FERNANDO AIR BASE, Batangas: President Benigno Aquino 3rd on Wednesday asked Supreme Court (SC) justices to clarify the country’s laws on citizenship after it ruled that Sen. Grace Poe is qualified to run for President.
One of the requirements for presidential candidates is that they should be natural-born Filipino citizens.
“Sana yung Korte Suprema dito sa kanilang desisyon ay magbigay ng todong kalinawan o paglilinaw sa sambayanan in their role as educator as far as the law is concerned [I hope that the Supreme Court, as educator, would explain its decision to the people in legal terms],” Aquino told reporters in an interview.

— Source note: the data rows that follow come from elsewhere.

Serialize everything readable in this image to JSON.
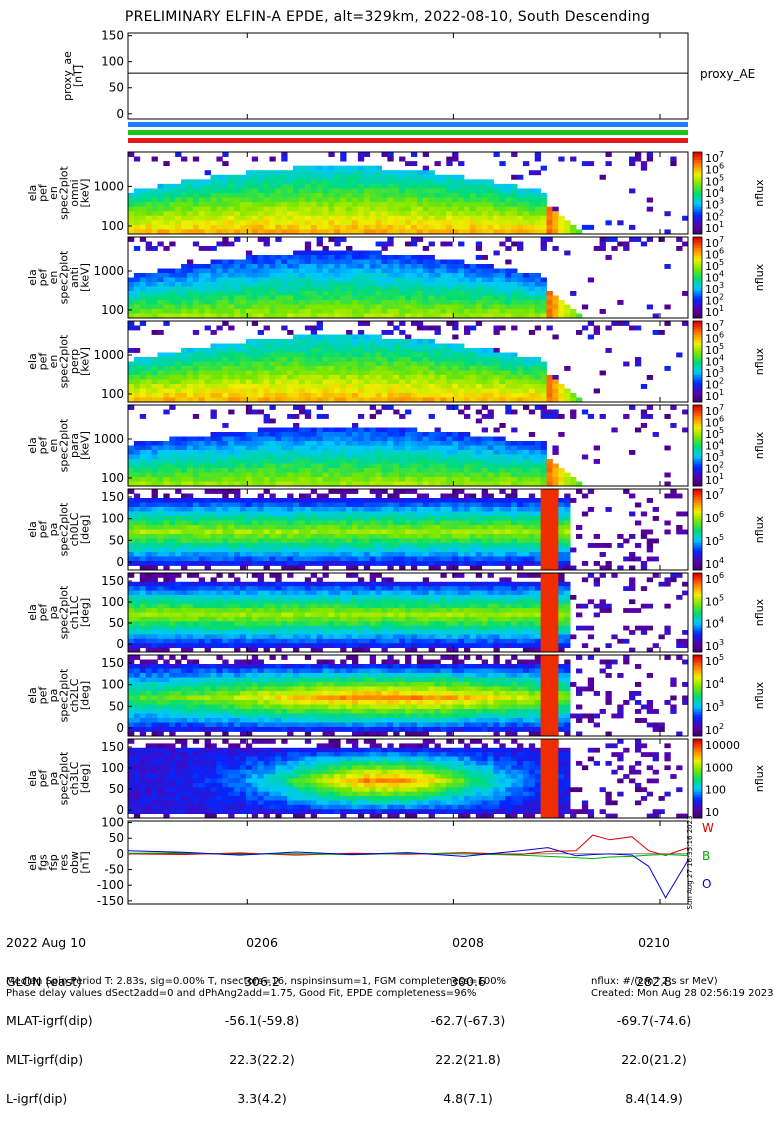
{
  "title": "PRELIMINARY ELFIN-A EPDE, alt=329km, 2022-08-10, South Descending",
  "colors": {
    "blue_bar": "#1e7fff",
    "green_bar": "#18c818",
    "red_bar": "#e81818",
    "proxy_line": "#000000",
    "w_line": "#e00000",
    "b_line": "#00b000",
    "o_line": "#0000e0"
  },
  "chart_data": [
    {
      "type": "line",
      "ylabel_lines": [
        "proxy_ae",
        "[nT]"
      ],
      "legend": "proxy_AE",
      "ylim": [
        -10,
        155
      ],
      "yticks": [
        "150",
        "100",
        "50",
        "0"
      ],
      "x": [
        0,
        1
      ],
      "values": [
        78,
        78
      ]
    },
    {
      "type": "heatmap",
      "ylabel_lines": [
        "ela",
        "pef",
        "en",
        "spec2plot",
        "omni",
        "[keV]"
      ],
      "yticks": [
        "1000",
        "100"
      ],
      "colorbar_label": "nflux",
      "colorbar_ticks": [
        "10^7",
        "10^6",
        "10^5",
        "10^4",
        "10^3",
        "10^2",
        "10^1"
      ]
    },
    {
      "type": "heatmap",
      "ylabel_lines": [
        "ela",
        "pef",
        "en",
        "spec2plot",
        "anti",
        "[keV]"
      ],
      "yticks": [
        "1000",
        "100"
      ],
      "colorbar_label": "nflux",
      "colorbar_ticks": [
        "10^7",
        "10^6",
        "10^5",
        "10^4",
        "10^3",
        "10^2",
        "10^1"
      ]
    },
    {
      "type": "heatmap",
      "ylabel_lines": [
        "ela",
        "pef",
        "en",
        "spec2plot",
        "perp",
        "[keV]"
      ],
      "yticks": [
        "1000",
        "100"
      ],
      "colorbar_label": "nflux",
      "colorbar_ticks": [
        "10^7",
        "10^6",
        "10^5",
        "10^4",
        "10^3",
        "10^2",
        "10^1"
      ]
    },
    {
      "type": "heatmap",
      "ylabel_lines": [
        "ela",
        "pef",
        "en",
        "spec2plot",
        "para",
        "[keV]"
      ],
      "yticks": [
        "1000",
        "100"
      ],
      "colorbar_label": "nflux",
      "colorbar_ticks": [
        "10^7",
        "10^6",
        "10^5",
        "10^4",
        "10^3",
        "10^2",
        "10^1"
      ]
    },
    {
      "type": "heatmap",
      "ylabel_lines": [
        "ela",
        "pef",
        "pa",
        "spec2plot",
        "ch0LC",
        "[deg]"
      ],
      "yticks": [
        "150",
        "100",
        "50",
        "0"
      ],
      "colorbar_label": "nflux",
      "colorbar_ticks": [
        "10^7",
        "10^6",
        "10^5",
        "10^4"
      ]
    },
    {
      "type": "heatmap",
      "ylabel_lines": [
        "ela",
        "pef",
        "pa",
        "spec2plot",
        "ch1LC",
        "[deg]"
      ],
      "yticks": [
        "150",
        "100",
        "50",
        "0"
      ],
      "colorbar_label": "nflux",
      "colorbar_ticks": [
        "10^6",
        "10^5",
        "10^4",
        "10^3"
      ]
    },
    {
      "type": "heatmap",
      "ylabel_lines": [
        "ela",
        "pef",
        "pa",
        "spec2plot",
        "ch2LC",
        "[deg]"
      ],
      "yticks": [
        "150",
        "100",
        "50",
        "0"
      ],
      "colorbar_label": "nflux",
      "colorbar_ticks": [
        "10^5",
        "10^4",
        "10^3",
        "10^2"
      ]
    },
    {
      "type": "heatmap",
      "ylabel_lines": [
        "ela",
        "pef",
        "pa",
        "spec2plot",
        "ch3LC",
        "[deg]"
      ],
      "yticks": [
        "150",
        "100",
        "50",
        "0"
      ],
      "colorbar_label": "nflux",
      "colorbar_ticks": [
        "10000",
        "1000",
        "100",
        "10"
      ]
    },
    {
      "type": "line",
      "ylabel_lines": [
        "ela",
        "fgs",
        "fsp",
        "res",
        "obw",
        "[nT]"
      ],
      "yticks": [
        "100",
        "50",
        "0",
        "-50",
        "-100",
        "-150"
      ],
      "ylim": [
        -160,
        105
      ],
      "side_stamp": "Sun Aug 27 16:35:16 2023",
      "series": [
        {
          "name": "W",
          "color": "#e00000",
          "x": [
            0,
            0.1,
            0.2,
            0.3,
            0.4,
            0.5,
            0.6,
            0.7,
            0.75,
            0.8,
            0.83,
            0.86,
            0.9,
            0.93,
            0.96,
            1.0
          ],
          "values": [
            0,
            -2,
            3,
            -4,
            2,
            -1,
            4,
            -2,
            8,
            10,
            60,
            45,
            55,
            10,
            -5,
            20
          ]
        },
        {
          "name": "B",
          "color": "#00b000",
          "x": [
            0,
            0.1,
            0.2,
            0.3,
            0.4,
            0.5,
            0.6,
            0.7,
            0.75,
            0.8,
            0.83,
            0.86,
            0.9,
            0.93,
            0.96,
            1.0
          ],
          "values": [
            2,
            3,
            -2,
            1,
            -3,
            2,
            0,
            -4,
            -8,
            -12,
            -15,
            -10,
            -8,
            -4,
            -2,
            -5
          ]
        },
        {
          "name": "O",
          "color": "#0000e0",
          "x": [
            0,
            0.1,
            0.2,
            0.3,
            0.4,
            0.5,
            0.6,
            0.7,
            0.75,
            0.8,
            0.83,
            0.86,
            0.9,
            0.93,
            0.96,
            1.0
          ],
          "values": [
            10,
            5,
            -4,
            6,
            -2,
            4,
            -8,
            10,
            20,
            -6,
            -2,
            0,
            -4,
            -40,
            -140,
            -20
          ]
        }
      ]
    }
  ],
  "xaxis_table": {
    "row_labels": [
      "2022 Aug 10",
      "GLON (east)",
      "MLAT-igrf(dip)",
      "MLT-igrf(dip)",
      "L-igrf(dip)"
    ],
    "columns": [
      {
        "time": "0206",
        "glon": "306.2",
        "mlat": "-56.1(-59.8)",
        "mlt": "22.3(22.2)",
        "l": "3.3(4.2)"
      },
      {
        "time": "0208",
        "glon": "300.6",
        "mlat": "-62.7(-67.3)",
        "mlt": "22.2(21.8)",
        "l": "4.8(7.1)"
      },
      {
        "time": "0210",
        "glon": "282.8",
        "mlat": "-69.7(-74.6)",
        "mlt": "22.0(21.2)",
        "l": "8.4(14.9)"
      }
    ]
  },
  "footer": {
    "left_line1": "Median Spin Period T: 2.83s, sig=0.00% T, nsectors=16, nspinsinsum=1, FGM completeness=100%",
    "left_line2": "Phase delay values dSect2add=0 and dPhAng2add=1.75, Good Fit, EPDE completeness=96%",
    "right_line1": "nflux: #/(cm^2 s sr MeV)",
    "right_line2": "Created: Mon Aug 28 02:56:19 2023"
  }
}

“Para maging klarung-klaro sa lahat ng ating mamamayan kung ano ba talaga ang alituntunin sa pagiging citizen or non-citizen ng ating bansa [For the people to clearly know the requirements for one to be a citizen and the bases for one to be called a non-citizen],” he said.
The President added that the tribunal should clarify how Poe reacquired her Filipino citizenship.
She supposedly visited a consular office in 2011 to renounce her citizenship when she was already the chairman of the Movie and Television Review and Classification Board.
The High Court, voting of 9-6, on Tuesday reversed a decision of the Commission on Elections to disqualify Poe from running for President in the May 2016 elections.
The poll body, in its unanimous decision, said Poe is not a natural-born citizen and she also failed to meet the 10-year residency requirement imposed by law on presidential candidates.
The high tribunal is yet to come up with a ruling that will explain how majority of the justices came to their decision that Poe, a foundling, is a natural-born Filipino.
Aquino admitted that the SC decision will boost Poe’s candidacy.
“Gaano katagal? Hindi natin masabi ‘yan [For how long? We can’t say],” the President said.
Poe, who is running as an independent candidate, has consistently topped presidential surveys.
But Aquino said he will not worry about the effects of the SC decision, noting that they are beyond his control.
He noted the independence of the High Court, as four of his six appointees voted in Poe’s favor.